The oxygen content is high after piranha treatment (25%) compared with other chemical oxidizing agents from literature, such as dichromate (14.4%) and permanganate (17.9%)³⁴ and is comparable to the values reported of sulfonation of polyethylene with concentrated sulfuric acid under long exposures (more than 1 h).³⁵ This high oxygen content evidences the incorporation of oxygenated groups and also sulfonic functionalities (–SO₃H). The simultaneous detection of sulfur (5.7%) corroborates this hypothesis. Such functionalities increase hydrophilicity, as confirmed by the reduced contact angle (79.8°), and create reactive anchoring sites that facilitate adhesion of the subsequent PDA and chitosan coatings. Oxygen content increased substantially in treated samples, with the highest value (31.0%) in PE-Coated, due to the presence of the chitosan-based formulation. The presence of nitrogen confirmed polydopamine deposition in PE-Dopa (7.2%) and chitosan-based formulation coating on PE-Coated,³⁶ unexpected nitrogen was observed on PE-PS sample (3.1%) maybe due to adsorption from air after treatment. Sulfur was also present in the PE-Coated (3.3%), since FeSO₄ is used in the chitosan-based coating.¹⁹ Contact angle measurements highlighted increased hydrophilicity across all modified surfaces compared to PE, with PE-Dopa exhibiting the lowest value (55.6°) in agreement with polydopamine surface coating for other materials such as titanium and silica.²⁰ Overall, the treatments enhanced the PE surface wettability. The piranha treatment creates oxygen groups on the surface, which is important for the polydopamine deposition. The enhanced wettability and surface reactivity of PE-PS facilitate dopamine adsorption and subsequent oxidative polymerization, promoting the formation of a more uniform and adherent polydopamine interlayer. This interfacial activation step is therefore directly linked to the efficiency of the subsequent coating process.³⁷ The carbon-containing functional groups were identified by high-resolution C1 XPS spectra, as shown in Fig. 3.

Fig. 3 High-resolution C 1s XPS spectra of PE samples before and after the coating process.

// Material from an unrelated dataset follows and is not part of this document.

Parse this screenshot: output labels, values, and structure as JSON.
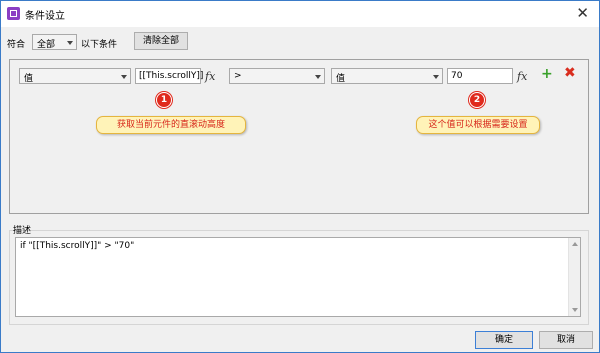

The XPS analysis of C 1s spectra revealed distinct chemical modifications across the different PE treatments. Pristine PE exhibited a dominant peak at 285.0 eV (95.0%), corresponding to C–C/C–H bonds typical of unmodified polyethylene, with a minor shoulder at 286.5 eV (5.0%) possibly indicating impurities/defects originated from photooxidation.³⁸ Following piranha treatment, PE-PS retained a strong C–C/C–H signal at 285.0 eV (88.9%), but showed increased contributions at 286.5 eV (10.1%) and 288.9 eV (1.0%), reflecting oxidative functionalization and the formation of C–O and O=C–O species.³⁹ PE-Dopa exhibited a broadened spectral profile with peaks at 285.0 eV (63.0%), 286.5 eV (26.0%), and 288.5 eV (7.5%), indicating the incorporation of C–O, C–N, and carbonyl groups characteristic of polydopamine. Additionally, a π–π* satellite peak at 291.0 eV (3.5%) confirmed the presence of aromatic structures, typical of polydopamine.⁴⁰ PE-Coated displayed the most pronounced surface chemistry change, with a reduced C–C/C–H contribution at 285.0 eV (50.2%) and stronger signals at 286.5 eV (38.6%) and 288.5 eV (11.2%), consistent with the introduction of oxygenated and nitrogenous functional groups from chitosan.^22,23 These spectral differences highlight the chemical transformations induced by each treatment step.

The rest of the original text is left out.